Nesse sentido, e a exemplo do que aqui já tem acontecido noutros anos, trago-vos desta vez um excerto de um artigo publicado no Diário de Notícias de 25 de Abril, da autoria da jornalista Fernanda Câncio.
A escolha deste texto obedeceu a dois critérios: O primeiro, porque está muito bem escrito e retrata com verdade algumas das diferenças de como se vivia em Portugal antes do 25 de Abril de 1974 e como se passou a viver depois. O segundo, porque este tipo de testemunhos ajuda, por um lado, a preservar a memória dos que viveram antes da revolução dos cravos e, por outro, para aqueles que nasceram depois daquela data, a conhecer algumas das principais transformações e conquistas que se registaram nestes últimos 34 anos e que, naturalmente, não caíram do céu, como alguns poderão julgar. Tanto mais que para estes últimos, nem a escola nem as famílias, foram capazes de lhes transmitir toda a riqueza de uma época absolutamente extraordinária, que mudou em definitivo a vida dos portugueses.

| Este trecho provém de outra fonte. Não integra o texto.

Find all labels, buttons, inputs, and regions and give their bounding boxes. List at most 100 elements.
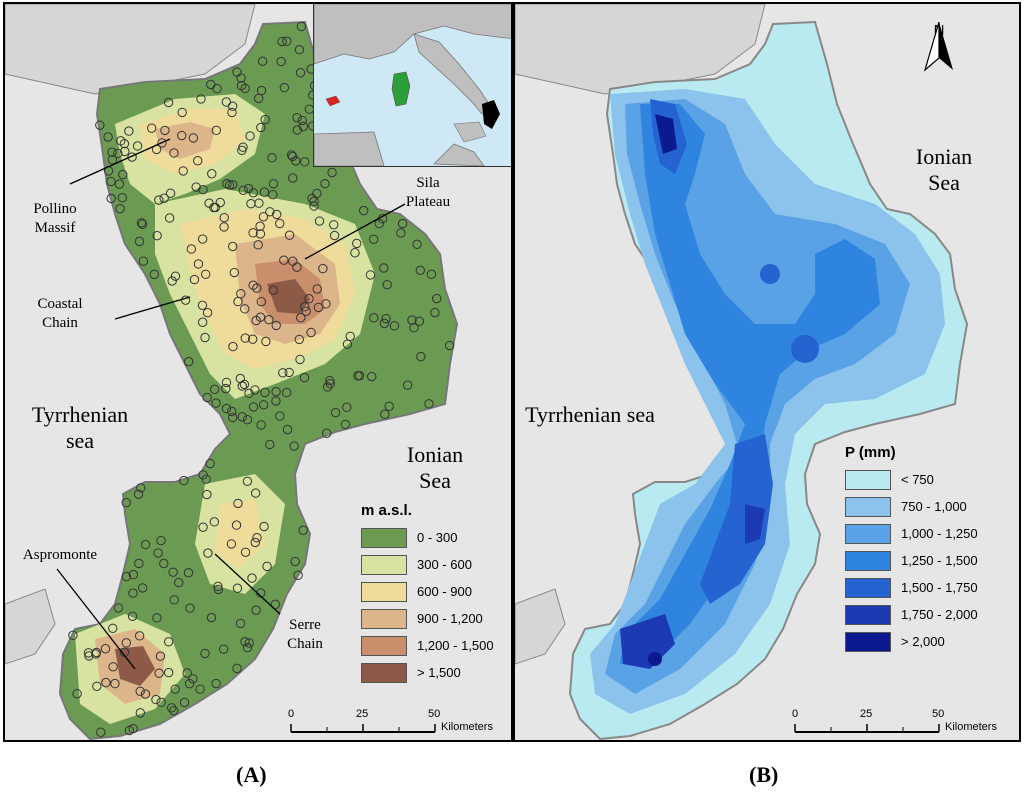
station-marker [163,97,174,108]
station-marker [412,239,422,250]
station-marker [135,686,145,696]
station-marker [257,56,268,66]
station-marker [292,125,303,135]
station-marker [279,255,289,265]
coastal-chain-label: Coastal Chain [37,296,83,331]
station-marker [153,548,163,558]
station-marker [232,663,242,674]
elevation-legend-label: 300 - 600 [417,557,472,572]
precipitation-legend-label: < 750 [901,472,934,487]
station-marker [296,313,306,323]
station-marker [258,212,269,222]
precipitation-legend-swatch [845,577,891,598]
station-marker [168,567,178,577]
station-marker [84,651,94,661]
station-marker [298,525,308,535]
station-marker [242,414,253,425]
station-marker [146,123,157,133]
station-marker [154,668,164,678]
station-marker [152,613,162,623]
station-marker [184,678,195,689]
station-marker [248,228,258,238]
station-marker [224,180,235,190]
station-marker [106,176,116,187]
station-marker [287,151,298,162]
station-marker [169,706,179,716]
locator-inset-map [313,4,511,167]
station-marker [237,145,247,156]
station-marker [306,327,316,338]
scale-tick-50: 50 [428,708,441,720]
station-marker [281,387,292,398]
elevation-legend-item: 1,200 - 1,500 [361,632,494,659]
station-marker [154,195,164,205]
station-marker [256,296,267,307]
scale-unit-label-b: Kilometers [945,721,997,733]
station-marker [294,334,305,345]
station-marker [244,638,254,648]
station-marker [290,556,300,567]
station-marker [312,284,322,294]
precipitation-legend-item: 1,500 - 1,750 [845,574,978,601]
station-marker [211,398,221,408]
station-marker [183,568,194,578]
precip-1500-1750-serre [700,434,773,604]
elevation-legend-label: 1,200 - 1,500 [417,638,494,653]
station-marker [221,377,232,388]
zone-600-900-serre [215,499,265,569]
station-marker [409,323,419,333]
station-marker [127,152,137,162]
station-marker [193,156,203,166]
elevation-map [5,4,459,740]
station-marker [193,259,204,269]
station-marker [415,265,426,276]
station-marker [113,603,124,613]
station-marker [238,185,248,196]
station-marker [124,725,135,736]
station-marker [174,577,184,588]
station-marker [246,198,256,209]
station-marker [202,307,213,318]
station-marker [135,708,146,718]
station-marker [265,207,275,217]
station-marker [322,428,332,438]
station-marker [268,189,278,200]
station-marker [255,312,266,322]
station-marker [297,115,308,126]
station-marker [167,276,177,286]
station-marker [268,285,278,295]
sicily-coast [5,588,56,665]
station-marker [312,188,322,199]
precip-1750-2000-serre [745,504,765,544]
station-marker [340,419,351,430]
precip-1500-1750-sila-south [791,335,819,363]
precipitation-legend-label: 1,000 - 1,250 [901,526,978,541]
station-marker [389,321,400,331]
station-marker [277,36,287,47]
station-marker [206,79,216,90]
station-marker [177,130,187,141]
station-marker [134,558,144,569]
station-marker [258,400,269,410]
station-marker [228,341,238,352]
station-marker [245,131,255,141]
station-marker [136,483,146,493]
station-marker [229,267,240,278]
precipitation-legend-item: 1,750 - 2,000 [845,601,978,628]
station-marker [116,136,126,146]
ionian-sea-label-b: Ionian Sea [915,144,973,195]
station-marker [365,270,376,280]
station-marker [261,336,271,347]
elevation-legend-item: 0 - 300 [361,524,494,551]
station-marker [120,146,130,157]
station-marker [236,80,247,91]
station-marker [137,583,148,593]
zone-900-1200-pollino [155,122,215,159]
station-marker [247,573,257,583]
station-marker [279,82,290,93]
station-marker [110,678,120,689]
station-marker [215,197,225,208]
precipitation-legend-swatch [845,496,891,517]
station-marker [294,44,305,55]
station-marker [288,173,298,183]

“… Quando oiço ou leio elogios a Salazar e ao "outro tempo" a gente que tem idade para se lembrar, fico estupefacta. Nunca deixa de me espantar que se considere que "se vivia melhor" ou "havia mais segurança". É que não é uma questão subjectiva: não me venham com questões subjectivas. Nada há mais objectivo que os indicadores do Instituto Nacional de Estatística, e a forma como nos últimos 34 anos as provas do bem-estar dos portugueses aumentaram de modo quase milagroso. A mortalidade infantil e materna, por exemplo: passámos de um índice de país do Terceiro Mundo para um dos mais honrosos da UE. A esperança de vida. A electricidade, a água canalizada, as casas de banho dentro das casas. A quantidade de jovens que conseguem aceder ao ensino superior. Quem acha que isso não tem nada a ver com a democracia e que era inevitável deve questionar-se, por exemplo, sobre o motivo pelo qual em quase todos os países totalitários, independentemente da sua riqueza, a maioria das pessoas vive tão mal.

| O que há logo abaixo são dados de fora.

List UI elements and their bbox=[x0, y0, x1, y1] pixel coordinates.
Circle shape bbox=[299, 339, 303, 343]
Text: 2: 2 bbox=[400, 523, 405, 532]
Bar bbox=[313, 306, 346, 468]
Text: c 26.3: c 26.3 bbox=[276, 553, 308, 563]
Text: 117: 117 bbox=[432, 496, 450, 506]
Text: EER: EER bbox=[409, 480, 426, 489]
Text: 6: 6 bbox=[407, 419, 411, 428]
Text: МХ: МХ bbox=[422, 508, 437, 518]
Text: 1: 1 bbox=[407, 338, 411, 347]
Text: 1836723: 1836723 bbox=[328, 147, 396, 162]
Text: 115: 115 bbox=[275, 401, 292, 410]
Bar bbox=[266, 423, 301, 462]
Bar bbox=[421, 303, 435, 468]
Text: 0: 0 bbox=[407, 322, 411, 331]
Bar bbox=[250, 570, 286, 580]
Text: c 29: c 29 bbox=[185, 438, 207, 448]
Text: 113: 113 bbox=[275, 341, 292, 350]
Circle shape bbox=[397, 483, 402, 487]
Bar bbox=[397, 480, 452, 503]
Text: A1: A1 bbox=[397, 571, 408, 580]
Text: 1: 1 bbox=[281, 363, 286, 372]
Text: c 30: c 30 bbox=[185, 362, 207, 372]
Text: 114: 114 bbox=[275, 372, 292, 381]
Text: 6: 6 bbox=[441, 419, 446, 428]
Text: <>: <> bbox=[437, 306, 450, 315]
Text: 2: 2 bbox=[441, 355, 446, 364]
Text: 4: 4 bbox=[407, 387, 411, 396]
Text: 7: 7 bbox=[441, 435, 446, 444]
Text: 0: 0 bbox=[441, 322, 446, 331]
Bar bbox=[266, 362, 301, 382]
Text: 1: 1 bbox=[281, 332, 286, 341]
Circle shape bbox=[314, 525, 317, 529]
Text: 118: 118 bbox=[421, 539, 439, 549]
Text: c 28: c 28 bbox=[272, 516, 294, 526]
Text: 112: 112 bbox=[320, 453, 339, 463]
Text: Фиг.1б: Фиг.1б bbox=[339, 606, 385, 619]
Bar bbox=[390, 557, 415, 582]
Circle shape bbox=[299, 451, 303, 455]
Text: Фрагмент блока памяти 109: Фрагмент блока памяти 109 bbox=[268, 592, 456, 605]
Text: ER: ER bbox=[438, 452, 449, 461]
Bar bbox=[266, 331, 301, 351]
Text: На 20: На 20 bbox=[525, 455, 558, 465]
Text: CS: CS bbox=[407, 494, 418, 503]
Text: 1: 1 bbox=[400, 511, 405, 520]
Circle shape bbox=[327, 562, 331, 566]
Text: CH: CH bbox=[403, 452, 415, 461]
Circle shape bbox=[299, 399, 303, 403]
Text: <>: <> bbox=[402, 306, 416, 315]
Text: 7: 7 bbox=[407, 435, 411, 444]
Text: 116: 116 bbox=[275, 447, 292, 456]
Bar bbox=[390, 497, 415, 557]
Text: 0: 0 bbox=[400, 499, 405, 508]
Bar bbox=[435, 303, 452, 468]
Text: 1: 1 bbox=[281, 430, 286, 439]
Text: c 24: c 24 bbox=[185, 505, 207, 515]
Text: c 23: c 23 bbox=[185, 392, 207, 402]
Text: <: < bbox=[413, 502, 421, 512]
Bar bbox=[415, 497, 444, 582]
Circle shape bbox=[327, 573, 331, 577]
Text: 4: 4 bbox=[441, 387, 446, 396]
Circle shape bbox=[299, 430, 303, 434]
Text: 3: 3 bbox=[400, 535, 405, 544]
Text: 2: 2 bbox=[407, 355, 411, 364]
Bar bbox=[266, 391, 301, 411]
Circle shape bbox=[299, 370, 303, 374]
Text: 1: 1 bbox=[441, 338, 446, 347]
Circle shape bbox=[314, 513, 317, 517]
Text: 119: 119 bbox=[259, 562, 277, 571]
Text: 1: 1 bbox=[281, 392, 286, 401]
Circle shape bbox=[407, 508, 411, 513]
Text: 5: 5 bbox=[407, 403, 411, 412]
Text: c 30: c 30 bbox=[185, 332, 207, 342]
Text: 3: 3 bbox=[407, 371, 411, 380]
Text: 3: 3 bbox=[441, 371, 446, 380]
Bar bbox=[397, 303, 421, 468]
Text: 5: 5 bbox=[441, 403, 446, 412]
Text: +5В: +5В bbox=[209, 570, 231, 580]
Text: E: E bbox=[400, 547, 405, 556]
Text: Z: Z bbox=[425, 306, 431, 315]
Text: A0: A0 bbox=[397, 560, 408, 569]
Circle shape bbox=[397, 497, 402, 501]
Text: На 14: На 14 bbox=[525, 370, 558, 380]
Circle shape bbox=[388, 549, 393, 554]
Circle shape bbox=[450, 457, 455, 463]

Porque antes da democracia a esmagadora maioria dos portugueses vivia mal. Havia miséria como não há, nem por sombras, hoje. Havia pobreza como não há, nem por sombras, hoje. Há gente a viver mal hoje, idosos com reformas miseráveis. Mas antes da democracia não havia sequer reforma garantida para todos - lembram-se? E podia não haver carjacking - não havia sequer carros que chegassem para isso - mas havia tropa obrigatória, lembram-se? E minas nas picadas, e emboscadas na selva. Quantos portugueses morreram, obrigados, na guerra? Quantos voltaram deficientes? Quantos tiveram de fugir para não serem enviados para África? Quantos fugiam, "a salto", para tentar uma vida melhor no estrangeiro? Quantos morriam de medo de dizer alguma coisa errada que os levasse a serem considerados anti-regime, a perder o emprego, a serem presos? Era seguro, ser português? Era seguro, viver numa ditadura?
Há, claro, sonhos que se perderam e traíram. Não somos todos felizes - mas só nos cartazes das ditaduras toda a gente sorri. Os amanhãs cantaram, mas desafinados para muitos ouvidos. Desafinam ainda, e ainda bem - porque agora depende tudo de nós, e cada voz canta diferente. Sobretudo, não me digam que "há medo de falar" nem usem a palavra "fascismo" a torto e a direito. Porque é ridículo, demasiado ridículo, mas porque, sobretudo, é um insulto a todos os que realmente souberam o que era ter medo e viver num regime totalitário, todos os que no "dia inicial, inteiro e limpo" de Sophia se sentiram, enfim, inteiramente inteiros.”